Hi, I'm learning rust and I would like to get some help regarding the code design.
I'm writing a simple "controller" and I would like to split the IO and core logic operations so that I could reuse the core logic for different input formats. What is a preferred way of doing it?
This is a bit vague and so bellow is a simple example. The question is whether ControllerInput should be a struct or a trait in order to integrate it with custom ServiceInput.
If you don't have a need for multiple different implementations of your trait to be used in Controller, there's really no reason to use a trait.
Also if you find yourself needing a PhantomData for a type parameter that's usually a good reason to stop and reconsider a design. It's not wrong necessarily but it can create problems with type inference, for example.
In this case the type parameter probably belongs on the method instead of the type
Thank you!

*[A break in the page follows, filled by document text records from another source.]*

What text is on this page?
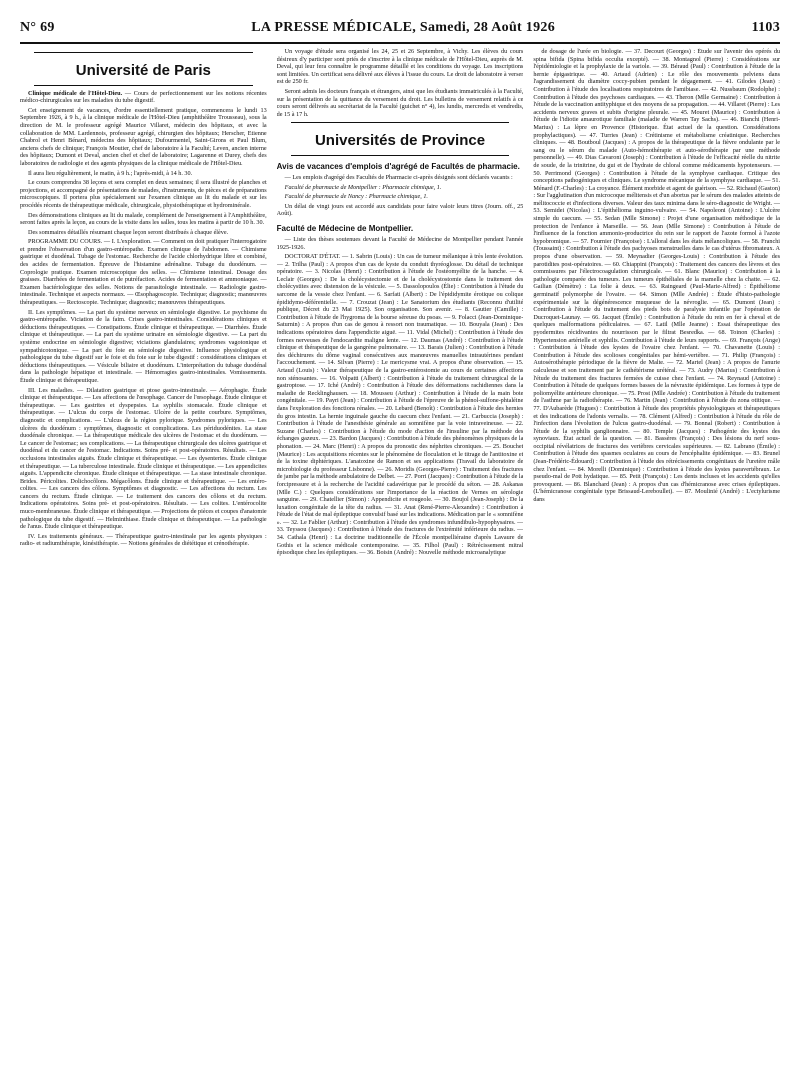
N° 69	LA PRESSE MÉDICALE, Samedi, 28 Août 1926	1103
Université de Paris

Clinique médicale de l'Hôtel-Dieu. — Cours de perfectionnement sur les notions récentes médico-chirurgicales sur les maladies du tube digestif.

Cet enseignement de vacances, d'ordre essentiellement pratique, commencera le lundi 13 Septembre 1926, à 9 h., à la clinique médicale de l'Hôtel-Dieu (amphithéâtre Trousseau), sous la direction de M. le professeur agrégé Maurice Villaret, médecin des hôpitaux, et avec la collaboration de MM. Lardennois, professeur agrégé, chirurgien des hôpitaux; Herscher, Etienne Chabrol et Henri Bénard, médecins des hôpitaux; Dufourmentel, Saint-Girons et Paul Blum, anciens chefs de clinique; François Moutier, chef de laboratoire à la Faculté; Leven, ancien interne des hôpitaux; Dumont et Deval, ancien chef et chef de laboratoire; Lagarenne et Durey, chefs des laboratoires de radiologie et des agents physiques de la clinique médicale de l'Hôtel-Dieu.

Il aura lieu régulièrement, le matin, à 9 h.; l'après-midi, à 14 h. 30.

Le cours comprendra 38 leçons et sera complet en deux semaines; il sera illustré de planches et projections, et accompagné de présentations de malades, d'instruments, de pièces et de préparations microscopiques. Il portera plus spécialement sur l'examen clinique au lit du malade et sur les procédés récents de thérapeutique médicale, chirurgicale, physiothérapique et hydrominérale.

Des démonstrations cliniques au lit du malade, complément de l'enseignement à l'Amphithéâtre, seront faites après la leçon, au cours de la visite dans les salles, tous les matins à partir de 10 h. 30.

Des sommaires détaillés résumant chaque leçon seront distribués à chaque élève.

PROGRAMME DU COURS. — I. L'exploration. — Comment on doit pratiquer l'interrogatoire et prendre l'observation d'un gastro-entéropathe. Examen clinique de l'abdomen. — Chimisme gastrique et duodénal. Tubage de l'estomac. Recherche de l'acide chlorhydrique libre et combiné, des acides de fermentation. Épreuve de l'histamine adrénaline. Tubage du duodénum. — Coprologie pratique. Examen microscopique des selles. — Chimisme intestinal. Dosage des graisses. Diarrhées de fermentation et de putréfaction. Acides de fermentation et ammoniaque. — Examen bactériologique des selles. Notions de parasitologie intestinale. — Radiologie gastro-intestinale. Technique et aspects normaux. — Œsophagoscopie. Technique; diagnostic; manœuvres thérapeutiques. — Rectoscopie. Technique; diagnostic; manœuvres thérapeutiques.

II. Les symptômes. — La part du système nerveux en sémiologie digestive. Le psychisme du gastro-entéropathe. Viciation de la faim. Crises gastro-intestinales. Considérations cliniques et déductions thérapeutiques. — Constipations. Étude clinique et thérapeutique. — Diarrhées. Étude clinique et thérapeutique. — La part du système urinaire en sémiologie digestive. — La part du système endocrine en sémiologie digestive; viciations glandulaires; syndromes vagotonique et sympathicotonique. — La part du foie en sémiologie digestive. Influence physiologique et pathologique du tube digestif sur le foie et du foie sur le tube digestif : considérations cliniques et déductions thérapeutiques. — Vésicule biliaire et duodénum. L'interprétation du tubage duodénal dans la pathologie hépatique et intestinale. — Hémorragies gastro-intestinales. Vomissements. Étude clinique et thérapeutique.

III. Les maladies. — Dilatation gastrique et ptose gastro-intestinale. — Aérophagie. Étude clinique et thérapeutique. — Les affections de l'œsophage. Cancer de l'œsophage. Étude clinique et thérapeutique. — Les gastrites et dyspepsies. La syphilis stomacale. Étude clinique et thérapeutique. — L'ulcus du corps de l'estomac. Ulcère de la petite courbure. Symptômes, diagnostic et complications. — L'ulcus de la région pylorique. Syndromes pyloriques. — Les ulcères du duodénum : symptômes, diagnostic et complications. Les périduodénites. La stase duodénale chronique. — La thérapeutique médicale des ulcères de l'estomac et du duodénum. — Le cancer de l'estomac; ses complications. — La thérapeutique chirurgicale des ulcères gastrique et duodénal et du cancer de l'estomac. Indications. Soins pré- et post-opératoires. Résultats. — Les occlusions intestinales aiguës. Étude clinique et thérapeutique. — Les dysenteries. Étude clinique et thérapeutique. — La tuberculose intestinale. Étude clinique et thérapeutique. — Les appendicites aiguës. L'appendicite chronique. Étude clinique et thérapeutique. — La stase intestinale chronique. Brides. Péricolites. Dolichocôlons. Mégacôlons. Étude clinique et thérapeutique. — Les entéro-colites. — Les cancers des côlons. Symptômes et diagnostic. — Les affections du rectum. Les cancers du rectum. Étude clinique. — Le traitement des cancers des côlons et du rectum. Indications opératoires. Soins pré- et post-opératoires. Résultats. — Les colites. L'entérocolite muco-membraneuse. Étude clinique et thérapeutique. — Projections de pièces et coupes d'anatomie pathologique du tube digestif. — Helminthiase. Étude clinique et thérapeutique. — La pathologie de l'anus. Étude clinique et thérapeutique.

IV. Les traitements généraux. — Thérapeutique gastro-intestinale par les agents physiques : radio- et radiumthérapie, kinésithérapie. — Notions générales de diététique et crénothérapie.

Un voyage d'étude sera organisé les 24, 25 et 26 Septembre, à Vichy. Les élèves du cours désireux d'y participer sont priés de s'inscrire à la clinique médicale de l'Hôtel-Dieu, auprès de M. Deval, qui leur fera connaître le programme détaillé et les conditions du voyage. Les inscriptions sont limitées. Un certificat sera délivré aux élèves à l'issue du cours. Le droit de laboratoire à verser est de 250 fr.

Seront admis les docteurs français et étrangers, ainsi que les étudiants immatriculés à la Faculté, sur la présentation de la quittance du versement du droit. Les bulletins de versement relatifs à ce cours seront délivrés au secrétariat de la Faculté (guichet n° 4), les lundis, mercredis et vendredis, de 15 à 17 h.

Universités de Province
Avis de vacances d'emplois d'agrégé de Facultés de pharmacie.

— Les emplois d'agrégé des Facultés de Pharmacie ci-après désignés sont déclarés vacants :

Faculté de pharmacie de Montpellier : Pharmacie chimique, 1.

Faculté de pharmacie de Nancy : Pharmacie chimique, 1.

Un délai de vingt jours est accordé aux candidats pour faire valoir leurs titres (Journ. off., 25 Août).

Faculté de Médecine de Montpellier.

— Liste des thèses soutenues devant la Faculté de Médecine de Montpellier pendant l'année 1925-1926.

DOCTORAT D'ÉTAT. — 1. Sabrin (Louis) : Un cas de tumeur mélanique à très lente évolution. — 2. Trilha (Paul) : A propos d'un cas de kyste du conduit thyréoglosse. Du détail de technique opératoire. — 3. Nicolas (Henri) : Contribution à l'étude de l'ostéomyélite de la hanche. — 4. Leclair (Georges) : De la cholécystectomie et de la cholécystostomie dans le traitement des cholécystites avec distension de la vésicule. — 5. Dassolopoulos (Élie) : Contribution à l'étude du sarcome de la vessie chez l'enfant. — 6. Sarfati (Albert) : De l'épididymite érotique ou colique épididymo-déférentielle. — 7. Crouzat (Jean) : Le Sanatorium des étudiants (Reconnu d'utilité publique, Décret du 23 Mai 1925). Son organisation. Son avenir. — 8. Gautier (Camille) : Contribution à l'étude de l'hygroma de la bourse séreuse du psoas. — 9. Folacci (Jean-Dominique-Saturnin) : A propos d'un cas de genou à ressort non traumatique. — 10. Bouyala (Jean) : Des indications opératoires dans l'appendicite aiguë. — 11. Vidal (Michel) : Contribution à l'étude des formes nerveuses de l'endocardite maligne lente. — 12. Daumas (André) : Contribution à l'étude clinique et thérapeutique de la gangrène pulmonaire. — 13. Barais (Julien) : Contribution à l'étude des déchirures du dôme vaginal consécutives aux manœuvres manuelles intrautérines pendant l'accouchement. — 14. Silvan (Pierre) : Le mericysme vrai. A propos d'une observation. — 15. Artaud (Louis) : Valeur thérapeutique de la gastro-entérostomie au cours de certaines affections non sténosantes. — 16. Volpatti (Albert) : Contribution à l'étude du traitement chirurgical de la gastroptose. — 17. Iché (André) : Contribution à l'étude des déformations rachidiennes dans la maladie de Recklinghausen. — 18. Mousseu (Arthur) : Contribution à l'étude de la main bote congénitale. — 19. Payri (Jean) : Contribution à l'étude de l'épreuve de la phénol-sulfone-phtaléine dans l'exploration des fonctions rénales. — 20. Lebard (Benoît) : Contribution à l'étude des hernies du gros intestin. La hernie inguinale gauche du caecum chez l'enfant. — 21. Carbuccia (Joseph) : Contribution à l'étude de l'anesthésie générale au somnifène par la voie intraveineuse. — 22. Suzane (Charles) : Contribution à l'étude du mode d'action de l'insuline par la méthode des échanges gazeux. — 23. Bardon (Jacques) : Contribution à l'étude des phénomènes physiques de la phonation. — 24. Marc (Henri) : A propos du pronostic des néphrites chroniques. — 25. Bouchet (Maurice) : Les acquisitions récentes sur le phénomène de floculation et le titrage de l'antitoxine et de la toxine diphtériques. L'anatoxine de Ramon et ses applications (Travail du laboratoire de microbiologie du professeur Lisbonne). — 26. Moridis (Georges-Pierre) : Traitement des fractures de jambe par la méthode ambulatoire de Delbet. — 27. Porri (Jacques) : Contribution à l'étude de la forcipressure et à la recherche de l'acidité cadavérique par le procédé du séton. — 28. Askanas (Mlle C.) : Quelques considérations sur l'importance de la réaction de Vernes en sérologie sanguine. — 29. Chatellier (Simon) : Appendicite et rougeole. — 30. Boujol (Jean-Joseph) : De la luxation congénitale de la tête du radius. — 31. Anat (René-Pierre-Alexandre) : Contribution à l'étude de l'état de mal épileptique convulsif basé sur les indications. Médication par le « somnifène ». — 32. Le Fablier (Arthur) : Contribution à l'étude des syndromes infundibulo-hypophysaires. — 33. Teyssou (Jacques) : Contribution à l'étude des fractures de l'extrémité inférieure du radius. — 34. Cathala (Henri) : La doctrine traditionnelle de l'École montpelliéraine d'après Lavaure de Gothis et la science médicale contemporaine. — 35. Filhol (Paul) : Rétrécissement mitral épisodique chez les épileptiques. — 36. Boisin (André) : Nouvelle méthode microanalytique

de dosage de l'urée en biologie. — 37. Decourt (Georges) : Étude sur l'avenir des opérés du spina bifida (Spina bifida occulta excepté). — 38. Montagnol (Pierre) : Considérations sur l'épidémiologie et la prophylaxie de la variole. — 39. Béraud (Paul) : Contribution à l'étude de la hernie épigastrique. — 40. Artaud (Adrien) : Le rôle des mouvements pelviens dans l'agrandissement du diamètre coccy-pubien pendant le dégagement. — 41. Gilodes (Jean) : Contribution à l'étude des localisations respiratoires de l'amibiase. — 42. Nussbaum (Rodolphe) : Contribution à l'étude des psychoses cardiaques. — 43. Theron (Mlle Germaine) : Contribution à l'étude de la vaccination antityphique et des moyens de sa propagation. — 44. Villaret (Pierre) : Les accidents nerveux graves et subits d'origine pleurale. — 45. Mouret (Maurice) : Contribution à l'étude de l'idiotie amaurotique familiale (maladie de Warren Tay Sachs). — 46. Bianchi (Henri-Marius) : La lèpre en Provence (Historique. État actuel de la question. Considérations prophylactiques). — 47. Turries (Jean) : Crétinisme et métabolisme créatinique. Recherches cliniques. — 48. Boutboul (Jacques) : A propos de la thérapeutique de la fièvre ondulante par le sang ou le sérum du malade (Auto-hémothérapie et auto-sérothérapie par une méthode personnelle). — 49. Dias Cavaroni (Joseph) : Contribution à l'étude de l'efficacité réelle du nitrite de soude, de la trinitrine, du gui et de l'hydrate de chloral comme médicaments hypotenseurs. — 50. Perrimond (Georges) : Contribution à l'étude de la symphyse cardiaque. Critique des conceptions pathogéniques et cliniques. Le syndrome mécanique de la symphyse cardiaque. — 51. Ménard (F.-Charles) : La croyance. Élément morbide et agent de guérison. — 52. Richaud (Gaston) : Sur l'agglutination d'un microcoque mélitensis et d'un abortus par le sérum des malades atteints de mélitococcie et d'infections diverses. Valeur des taux minima dans le séro-diagnostic de Wright. — 53. Semidei (Nicolas) : L'épithélioma inguino-vulvaire. — 54. Napoleoni (Antoine) : L'ulcère simple du caecum. — 55. Sedan (Mlle Simone) : Projet d'une organisation méthodique de la protection de l'enfance à Marseille. — 56. Jean (Mlle Simone) : Contribution à l'étude de l'influence de la fonction ammonio-productrice du rein sur le rapport de l'azote formol à l'azote hypobromique. — 57. Fournier (Françoise) : L'alloral dans les états mélancoliques. — 58. Franchi (Toussaint) : Contribution à l'étude des pachyoses menstruelles dans le cas d'utérus fibromateux. A propos d'une observation. — 59. Meynadier (Georges-Louis) : Contribution à l'étude des parotidites post-opératoires. — 60. Chiappini (François) : Traitement des cancers des lèvres et des commissures par l'électrocoagulation chirurgicale. — 61. Blanc (Maurice) : Contribution à la pathologie comparée des tumeurs. Les tumeurs épithéliales de la mamelle chez la chatte. — 62. Gailian (Démètre) : La folie à deux. — 63. Raingeard (Paul-Marie-Alfred) : Épithéliome germinatif polymorphe de l'ovaire. — 64. Simon (Mlle Andrée) : Étude d'histo-pathologie expérimentale sur la dégénérescence muqueuse de la névroglie. — 65. Dumont (Jean) : Contribution à l'étude du traitement des pieds bots de paralysie infantile par l'opération de Ducroquet-Launay. — 66. Jacquet (Émile) : Contribution à l'étude du rein en fer à cheval et de quelques malformations pédiculaires. — 67. Latil (Mlle Jeanne) : Essai thérapeutique des pyodermites récidivantes du nourrisson par le filtrat Besredka. — 68. Toinon (Charles) : Hypertension artérielle et syphilis. Contribution à l'étude de leurs rapports. — 69. François (Ange) : Contribution à l'étude des kystes de l'ovaire chez l'enfant. — 70. Chavanette (Louis) : Contribution à l'étude des scolioses congénitales par hémi-vertèbre. — 71. Philip (François) : Autosérothérapie périodique de la fièvre de Malte. — 72. Martel (Jean) : A propos de l'anurie calculeuse et son traitement par le cathétérisme urétéral. — 73. Audry (Marius) : Contribution à l'étude du traitement des fractures fermées de cuisse chez l'enfant. — 74. Reynaud (Antoine) : Contribution à l'étude de quelques formes basses de la névraxite épidémique. Les formes à type de poliomyélite antérieure chronique. — 75. Prost (Mlle Andrée) : Contribution à l'étude du traitement de l'asthme par la radiothérapie. — 76. Martin (Jean) : Contribution à l'étude du zona otitique. — 77. D'Aubarède (Hugues) : Contribution à l'étude des propriétés physiologiques et thérapeutiques et des indications de l'adonis vernalis. — 78. Clément (Alfred) : Contribution à l'étude du rôle de l'infection dans l'évolution de l'ulcus gastro-duodénal. — 79. Bonnal (Robert) : Contribution à l'étude de la syphilis ganglionnaire. — 80. Temple (Jacques) : Pathogénie des kystes des synoviaux. État actuel de la question. — 81. Bassères (François) : Des lésions du nerf sous-occipital révélatrices de fractures des vertèbres cervicales supérieures. — 82. Labrano (Émile) : Contribution à l'étude des spasmes oculaires au cours de l'encéphalite épidémique. — 83. Brunel (Jean-Frédéric-Édouard) : Contribution à l'étude des rétrécissements congénitaux de l'uretère mâle chez l'enfant. — 84. Morelli (Dominique) : Contribution à l'étude des kystes paravertébraux. Le pseudo-mal de Pott hydatique. — 85. Petit (François) : Les dents incluses et les accidents qu'elles provoquent. — 86. Blanchard (Jean) : A propos d'un cas d'hémicranose avec crises épileptiques. (L'hémicranose congénitale type Brissaud-Lereboullet). — 87. Moulinié (André) : L'ectylurisme dans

I put the phantom data field only to stop compiler complaining about "unused parameter". It didn't occur to me that just the generic method is good enough.
The idea is that there would be one controller library used in several different executables with ServiceInput1, ServiceInput2 etc. These executables would be in other crates, workspaces or even projects, and all of them would use the same Controller logic.
The first option I mentioned seem to more idiomatic. However (, I know it is a premature optimization), I was just wondering whether there's any cost incurred in using From trait or, on the other hand, if compute is a generic function.